Reason for Disarmament - report alleging that China stole U.S. nuclear secrets unsubstantiated
Progressive, The, July, 1999
In late May, a Select Committee of the U.S. House of Representatives headed by Christopher Cox, Republican of California, issued a report entitled "U.S. National Security and Military/Commercial Concerns with the People's Republic of China." The 700-page document known as the Cox Report said that China "has stolen design information on the United States' most advanced thermonuclear weapons," adding that the spying at "our national weapons laboratories spans at least the past several decades and almost certainly continues today."
The report is unsettling, to say the least. It is dismaying to think that our national weapons laboratories have been so lax about security. But the hysteria over the alleged Chinese spying scandal is not warranted.
First off, the Cox Report may not prove much. There's a big question about how compromised, exactly, U.S. national security is. "If you look at the Cox Report, nobody really knows what they got, if anything," says Lisbeth Gronlund, senior staff scientist at the Union of Concerned Scientists.
"It's amazing how many conclusions they've based on a relatively small amount of information," says Frank yon Hippel, a physicist who teaches nuclear control and disarmament issues at Princeton University. "They don't seem to have enough information to prosecute anybody."
Not only does the report hedge repeatedly, but members of the intelligence community and even members of the committee that came up with the report are saying that it may be wrong. For instance John Spratt, Democrat of South Carolina, said the report may not be accurate in some of its assumptions.
"The conclusions of the report have been written in a worst-case fashion," added Norm Dicks, Democrat of Washington, and a member of the committee.
The intelligence community also disputes the findings. One of the few voices of caution recently has been the CIA, which, according to a New York Times report, has said that no one knows for sure whether. China did steal documents from weapons laboratories.
And an April 21 report by a CIA panel led by Admiral David Jeremiah concludes, "To date, the aggressive Chinese collection effort has not resulted in any apparent modernization of their deployed strategic force, or any new nuclear weapons deployment."
Other critics have claimed that the report's conclusions seem extreme. "The report draws some conclusions in its public version that go beyond what you can conclude from the classified version," Senator John Kerry, Democrat of Massachusetts, told The New York Times. "There's some language that is stronger than the facts."
Most troubling is the situation of the chief suspect in the case, Wen Ho Lee, a Los Alamos scientist who allegedly gave the Chinese access to computer programs on our nuclear weapons.

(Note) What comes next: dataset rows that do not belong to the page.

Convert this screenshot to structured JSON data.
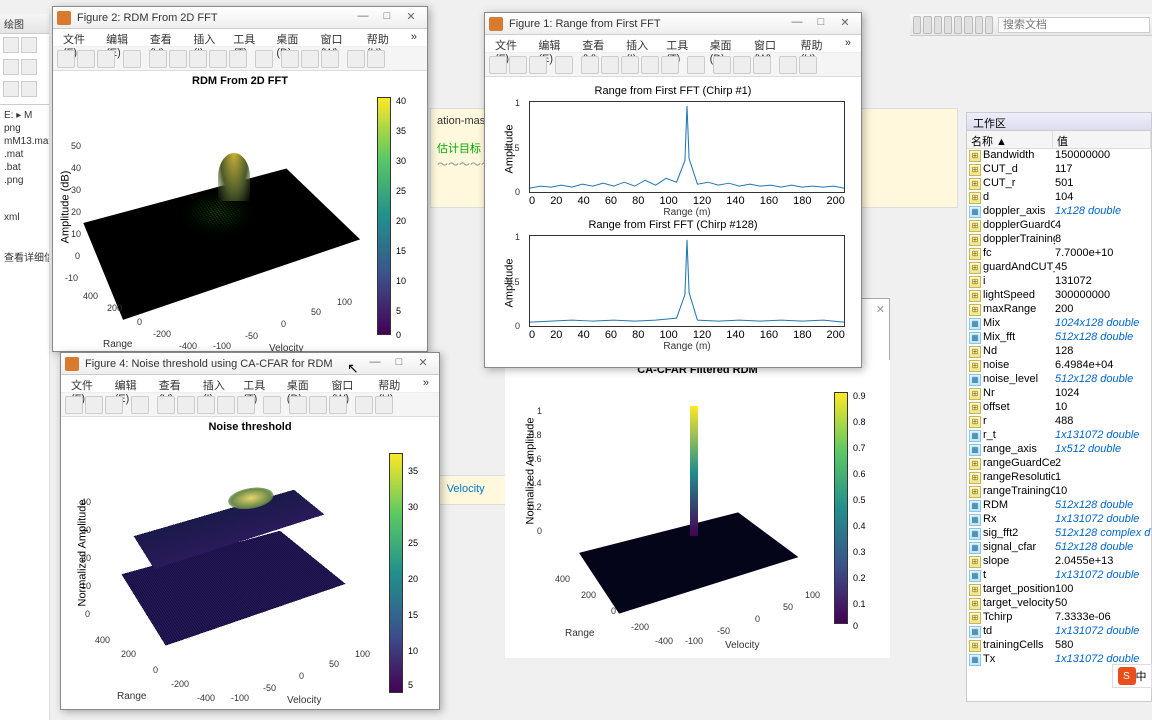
{
  "toolbar": {
    "search_placeholder": "搜索文档"
  },
  "leftstrip": {
    "tab": "绘图",
    "breadcrumb": "E: ▸ M",
    "files": [
      "png",
      "mM13.mat",
      ".mat",
      ".bat",
      ".png",
      "",
      "xml",
      "",
      "查看详细信息"
    ]
  },
  "menus": [
    "文件(F)",
    "编辑(E)",
    "查看(V)",
    "插入(I)",
    "工具(T)",
    "桌面(D)",
    "窗口(W)",
    "帮助(H)"
  ],
  "fig1": {
    "title": "Figure 1: Range from First FFT",
    "plot1_title": "Range from First FFT (Chirp #1)",
    "plot2_title": "Range from First FFT (Chirp #128)",
    "xlabel": "Range (m)",
    "ylabel": "Amplitude"
  },
  "fig2": {
    "title": "Figure 2: RDM From 2D FFT",
    "plot_title": "RDM From 2D FFT",
    "xlabel": "Velocity",
    "ylabel": "Range",
    "zlabel": "Amplitude (dB)"
  },
  "fig3": {
    "plot_title": "CA-CFAR Filtered RDM",
    "xlabel": "Velocity",
    "ylabel": "Range",
    "zlabel": "Normalized Amplitude"
  },
  "fig4": {
    "title": "Figure 4: Noise threshold using CA-CFAR for RDM",
    "plot_title": "Noise threshold",
    "xlabel": "Velocity",
    "ylabel": "Range",
    "zlabel": "Normalized Amplitude"
  },
  "bgpanel": {
    "line1": "估计目标",
    "line2": "Velocity"
  },
  "workspace": {
    "title": "工作区",
    "col_name": "名称 ▲",
    "col_value": "值",
    "vars": [
      {
        "n": "Bandwidth",
        "v": "150000000",
        "t": "s"
      },
      {
        "n": "CUT_d",
        "v": "117",
        "t": "s"
      },
      {
        "n": "CUT_r",
        "v": "501",
        "t": "s"
      },
      {
        "n": "d",
        "v": "104",
        "t": "s"
      },
      {
        "n": "doppler_axis",
        "v": "1x128 double",
        "t": "m"
      },
      {
        "n": "dopplerGuardC...",
        "v": "4",
        "t": "s"
      },
      {
        "n": "dopplerTraining...",
        "v": "8",
        "t": "s"
      },
      {
        "n": "fc",
        "v": "7.7000e+10",
        "t": "s"
      },
      {
        "n": "guardAndCUT_C...",
        "v": "45",
        "t": "s"
      },
      {
        "n": "i",
        "v": "131072",
        "t": "s"
      },
      {
        "n": "lightSpeed",
        "v": "300000000",
        "t": "s"
      },
      {
        "n": "maxRange",
        "v": "200",
        "t": "s"
      },
      {
        "n": "Mix",
        "v": "1024x128 double",
        "t": "m"
      },
      {
        "n": "Mix_fft",
        "v": "512x128 double",
        "t": "m"
      },
      {
        "n": "Nd",
        "v": "128",
        "t": "s"
      },
      {
        "n": "noise",
        "v": "6.4984e+04",
        "t": "s"
      },
      {
        "n": "noise_level",
        "v": "512x128 double",
        "t": "m"
      },
      {
        "n": "Nr",
        "v": "1024",
        "t": "s"
      },
      {
        "n": "offset",
        "v": "10",
        "t": "s"
      },
      {
        "n": "r",
        "v": "488",
        "t": "s"
      },
      {
        "n": "r_t",
        "v": "1x131072 double",
        "t": "m"
      },
      {
        "n": "range_axis",
        "v": "1x512 double",
        "t": "m"
      },
      {
        "n": "rangeGuardCells",
        "v": "2",
        "t": "s"
      },
      {
        "n": "rangeResolution",
        "v": "1",
        "t": "s"
      },
      {
        "n": "rangeTrainingCe...",
        "v": "10",
        "t": "s"
      },
      {
        "n": "RDM",
        "v": "512x128 double",
        "t": "m"
      },
      {
        "n": "Rx",
        "v": "1x131072 double",
        "t": "m"
      },
      {
        "n": "sig_fft2",
        "v": "512x128 complex d...",
        "t": "m"
      },
      {
        "n": "signal_cfar",
        "v": "512x128 double",
        "t": "m"
      },
      {
        "n": "slope",
        "v": "2.0455e+13",
        "t": "s"
      },
      {
        "n": "t",
        "v": "1x131072 double",
        "t": "m"
      },
      {
        "n": "target_position",
        "v": "100",
        "t": "s"
      },
      {
        "n": "target_velocity",
        "v": "50",
        "t": "s"
      },
      {
        "n": "Tchirp",
        "v": "7.3333e-06",
        "t": "s"
      },
      {
        "n": "td",
        "v": "1x131072 double",
        "t": "m"
      },
      {
        "n": "trainingCells",
        "v": "580",
        "t": "s"
      },
      {
        "n": "Tx",
        "v": "1x131072 double",
        "t": "m"
      }
    ]
  },
  "chart_data": [
    {
      "type": "surface3d",
      "title": "RDM From 2D FFT",
      "xlabel": "Velocity",
      "ylabel": "Range",
      "zlabel": "Amplitude (dB)",
      "xlim": [
        -100,
        100
      ],
      "ylim": [
        -400,
        400
      ],
      "zlim": [
        -10,
        50
      ],
      "xticks": [
        -100,
        -50,
        0,
        50,
        100
      ],
      "yticks": [
        -400,
        -200,
        0,
        200,
        400
      ],
      "zticks": [
        -10,
        0,
        10,
        20,
        30,
        40,
        50
      ],
      "colorbar_range": [
        0,
        40
      ],
      "colorbar_ticks": [
        0,
        5,
        10,
        15,
        20,
        25,
        30,
        35,
        40
      ],
      "peak": {
        "velocity": 50,
        "range": 100,
        "amplitude_db": 40
      }
    },
    {
      "type": "line",
      "title": "Range from First FFT (Chirp #1)",
      "xlabel": "Range (m)",
      "ylabel": "Amplitude",
      "xlim": [
        0,
        200
      ],
      "ylim": [
        0,
        1
      ],
      "xticks": [
        0,
        20,
        40,
        60,
        80,
        100,
        120,
        140,
        160,
        180,
        200
      ],
      "yticks": [
        0,
        0.5,
        1
      ],
      "peak_x": 100,
      "peak_y": 1.0
    },
    {
      "type": "line",
      "title": "Range from First FFT (Chirp #128)",
      "xlabel": "Range (m)",
      "ylabel": "Amplitude",
      "xlim": [
        0,
        200
      ],
      "ylim": [
        0,
        1
      ],
      "xticks": [
        0,
        20,
        40,
        60,
        80,
        100,
        120,
        140,
        160,
        180,
        200
      ],
      "yticks": [
        0,
        0.5,
        1
      ],
      "peak_x": 100,
      "peak_y": 1.0
    },
    {
      "type": "surface3d",
      "title": "CA-CFAR Filtered RDM",
      "xlabel": "Velocity",
      "ylabel": "Range",
      "zlabel": "Normalized Amplitude",
      "xlim": [
        -100,
        100
      ],
      "ylim": [
        -400,
        400
      ],
      "zlim": [
        0,
        1
      ],
      "zticks": [
        0,
        0.2,
        0.4,
        0.6,
        0.8,
        1
      ],
      "colorbar_range": [
        0,
        1
      ],
      "colorbar_ticks": [
        0,
        0.1,
        0.2,
        0.3,
        0.4,
        0.5,
        0.6,
        0.7,
        0.8,
        0.9
      ],
      "peak": {
        "velocity": 50,
        "range": 100,
        "amplitude": 1.0
      }
    },
    {
      "type": "surface3d",
      "title": "Noise threshold",
      "xlabel": "Velocity",
      "ylabel": "Range",
      "zlabel": "Normalized Amplitude",
      "xlim": [
        -100,
        100
      ],
      "ylim": [
        -400,
        400
      ],
      "zlim": [
        0,
        40
      ],
      "zticks": [
        0,
        10,
        20,
        30,
        40
      ],
      "colorbar_range": [
        5,
        35
      ],
      "colorbar_ticks": [
        5,
        10,
        15,
        20,
        25,
        30,
        35
      ],
      "peak": {
        "velocity": 50,
        "range": 100,
        "amplitude": 35
      }
    }
  ]
}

Apparently, there is not enough evidence even to charge Lee with a crime--though he did lose his job.
While the report comes to some strong conclusions, it also admits that there is no way to know at this point how much information was stolen or what China might do with that knowledge.
Even if the Cox Report were correct, China would not pose a big threat to the United States. Any assertion that China may be catching up with the United States in the nuclear technology category is a serious exaggeration.
"The use of the term `strategic' in the Chinese case needs some qualification," reported the May/June issue of The Bulletin of the Atomic Scientists. "China has only about twenty missiles capable of intercontinental distances and another 100 with ranges from 1,800 to 4,750 kilometers. Although bomber forces are normally considered part of strategic forces, Chinese bombers cannot go great distances, and China's single ballistic missile submarine does not venture far. Compared to the nuclear weapons systems of the other powers, especially those of the United States, China's are modest in size and capability."
China may or may not have the capability to build advanced atomic weapons. But capability is no guarantee that a country will aggressively pursue a weapons-building program. And even if it does, say critics, such a production system could take decades and the kind of money that China has not so far poured into its military.
"China's estimated total annual military budget is $35 billion--about half what the United States spends each year on its nuclear weapons programs alone," observes The Bulletin of the Atomic Scientists.
The Cox Report does make some guesses about why China might want that technology, however. "The stolen design information will assist the PRC [People's Republic of China] in building smaller nuclear warheads--vital to the PRC's ongoing efforts to develop survivable, mobile missiles," it says. "Current PRC ICBMs, which are silo-based, are more vulnerable to attack than mobile missiles."
The Cox Report acknowledges that China's main fear is that an attack by the United States could destroy its nuclear arsenal. China, says Gronlund, wants missiles it can move around easily, "a game of hide and seek," so it can have a "more survivable force."